Median age at treatment initiation was 1.5 years for GD1 and 1.4 years for GD3. At baseline, patients with GD1 had a median (25th, 75th percentile) body weight (BW) of 9.1 kg (7.9, 10.1) and a combined liver and spleen volume of 15.1% (10.8, 16.8) of their BW. For children with GD3, median (25th, 75th percentile) BW was 9.5 kg (8.4, 10.4), and liver and spleen volume comprised 11.6% (8.2, 14.2) of their BW. Results are presented as median values (95% confidence interval [CI]) at baseline and percentage change (95% CI) from baseline to 2 years (Y2), 5 years (Y5), and 10 years (Y10) of imiglucerase treatment. In GD1, spleen volume (baseline: 36.5 multiples of normal [MN]; 9.7–42.2; n = 21) decreased by 38.1% (29.3–47.2; n = 16) in Y2, 58.3% (52.8–64.5; n = 12) in Y5 and 70.5% (50.5–92.1; n = 6) in Y10. In GD3, spleen volume (baseline: 31.1 MN; 21.5–37.8; n = 44) decreased by 47.9% (36.5–57.6; n = 34) in Y2, 61.4% (40.1–74.4; n = 25) in Y5 and 80.6% (72.3–91.5; n = 13) in Y10. In GD1, platelet count (baseline: 141.5 × 103/mm3; 93.0– 220.0; n=38) increased by 40.4% (17.8–67.2; n = 35) in Y2, 25.6% (-11.4–55.9; n = 27) in Y5 and 35.5% (0.0–62.1; n=19) in Y10. In GD3, platelet count (baseline: 102.0 × 103/mm3; 75.0–174.0; n = 87) increased by 100.1% (64.9–141.5; n = 76) in Y2, 125.4% (85.1–165.2; n = 63) in Y5 and 113.7% (34.4– 201.0; n = 42) in Y10.

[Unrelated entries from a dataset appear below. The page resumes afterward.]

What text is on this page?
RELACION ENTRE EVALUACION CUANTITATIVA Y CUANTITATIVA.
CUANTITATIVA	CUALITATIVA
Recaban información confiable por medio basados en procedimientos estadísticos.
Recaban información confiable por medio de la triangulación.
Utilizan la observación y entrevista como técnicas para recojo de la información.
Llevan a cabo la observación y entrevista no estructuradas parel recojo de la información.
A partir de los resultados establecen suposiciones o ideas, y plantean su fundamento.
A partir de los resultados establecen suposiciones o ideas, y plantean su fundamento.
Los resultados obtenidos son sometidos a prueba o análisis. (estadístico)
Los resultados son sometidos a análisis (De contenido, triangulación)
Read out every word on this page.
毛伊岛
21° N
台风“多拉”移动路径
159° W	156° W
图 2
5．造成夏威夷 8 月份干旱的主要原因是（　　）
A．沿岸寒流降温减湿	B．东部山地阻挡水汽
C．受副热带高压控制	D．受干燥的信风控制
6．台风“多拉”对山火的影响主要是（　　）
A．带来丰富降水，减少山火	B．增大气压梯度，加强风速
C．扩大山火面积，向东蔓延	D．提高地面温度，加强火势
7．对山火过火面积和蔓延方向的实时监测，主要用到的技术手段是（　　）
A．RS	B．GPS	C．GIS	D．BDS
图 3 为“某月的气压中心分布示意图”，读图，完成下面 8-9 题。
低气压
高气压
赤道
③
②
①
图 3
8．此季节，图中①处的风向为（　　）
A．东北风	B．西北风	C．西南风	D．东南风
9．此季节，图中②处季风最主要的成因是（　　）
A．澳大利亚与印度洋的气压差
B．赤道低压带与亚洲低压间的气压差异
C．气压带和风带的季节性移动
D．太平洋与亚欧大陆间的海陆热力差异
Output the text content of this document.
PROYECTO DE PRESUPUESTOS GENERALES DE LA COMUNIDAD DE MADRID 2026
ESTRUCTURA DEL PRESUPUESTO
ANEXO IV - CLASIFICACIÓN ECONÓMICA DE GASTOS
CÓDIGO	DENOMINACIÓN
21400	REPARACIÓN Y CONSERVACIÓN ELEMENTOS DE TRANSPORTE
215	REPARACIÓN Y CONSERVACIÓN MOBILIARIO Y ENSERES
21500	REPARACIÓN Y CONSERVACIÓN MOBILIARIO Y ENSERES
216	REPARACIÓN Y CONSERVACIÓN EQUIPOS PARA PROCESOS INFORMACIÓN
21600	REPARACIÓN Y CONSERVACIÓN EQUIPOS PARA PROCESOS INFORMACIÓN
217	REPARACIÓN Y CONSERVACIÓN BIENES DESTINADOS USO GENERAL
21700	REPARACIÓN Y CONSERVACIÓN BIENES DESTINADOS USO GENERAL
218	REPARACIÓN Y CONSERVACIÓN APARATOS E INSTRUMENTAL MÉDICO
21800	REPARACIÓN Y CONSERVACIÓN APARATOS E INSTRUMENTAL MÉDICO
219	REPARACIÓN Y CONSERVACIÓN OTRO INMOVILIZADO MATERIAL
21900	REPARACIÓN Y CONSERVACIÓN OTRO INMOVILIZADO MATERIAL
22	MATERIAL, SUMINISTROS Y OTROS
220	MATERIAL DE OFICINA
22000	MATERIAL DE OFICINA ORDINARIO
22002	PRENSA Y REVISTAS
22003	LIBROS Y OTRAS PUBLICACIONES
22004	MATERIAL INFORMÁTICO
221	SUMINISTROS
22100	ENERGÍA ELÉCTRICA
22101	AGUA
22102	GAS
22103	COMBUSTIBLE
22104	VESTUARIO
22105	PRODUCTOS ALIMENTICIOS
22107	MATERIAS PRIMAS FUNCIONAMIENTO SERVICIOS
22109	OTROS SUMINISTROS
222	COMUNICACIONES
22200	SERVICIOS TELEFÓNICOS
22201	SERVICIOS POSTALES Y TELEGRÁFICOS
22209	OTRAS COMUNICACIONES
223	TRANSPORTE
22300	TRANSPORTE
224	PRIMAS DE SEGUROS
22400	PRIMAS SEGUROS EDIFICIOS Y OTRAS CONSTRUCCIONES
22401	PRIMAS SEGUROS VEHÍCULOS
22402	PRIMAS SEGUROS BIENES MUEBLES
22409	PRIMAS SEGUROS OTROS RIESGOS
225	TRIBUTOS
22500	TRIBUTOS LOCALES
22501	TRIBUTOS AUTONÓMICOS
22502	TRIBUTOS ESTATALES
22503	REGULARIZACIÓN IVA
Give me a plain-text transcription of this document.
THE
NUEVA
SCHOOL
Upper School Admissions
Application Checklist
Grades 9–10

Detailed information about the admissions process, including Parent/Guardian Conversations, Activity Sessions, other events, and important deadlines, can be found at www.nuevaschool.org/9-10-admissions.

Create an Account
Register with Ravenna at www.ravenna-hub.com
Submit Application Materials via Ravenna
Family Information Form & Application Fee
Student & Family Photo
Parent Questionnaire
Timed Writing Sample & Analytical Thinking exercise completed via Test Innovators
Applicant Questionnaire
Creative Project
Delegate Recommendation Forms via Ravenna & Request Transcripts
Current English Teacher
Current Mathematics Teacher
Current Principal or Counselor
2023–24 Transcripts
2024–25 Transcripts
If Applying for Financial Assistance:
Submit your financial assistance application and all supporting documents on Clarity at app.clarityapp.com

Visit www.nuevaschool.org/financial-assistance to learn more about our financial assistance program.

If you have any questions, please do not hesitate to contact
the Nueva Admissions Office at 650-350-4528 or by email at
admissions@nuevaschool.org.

Early imiglucerase therapy profoundly changed the clinical trajectory for children with severe GD1 and GD3 presenting before two years of age, dramatically reducing the initial massive disease burden and enabling sustained normalization of organ size, and hematologic parameters. These robust outcomes compellingly advocate for early diagnosis and intervention as a vital strategy to transform the clinical course and prognosis of children with GD.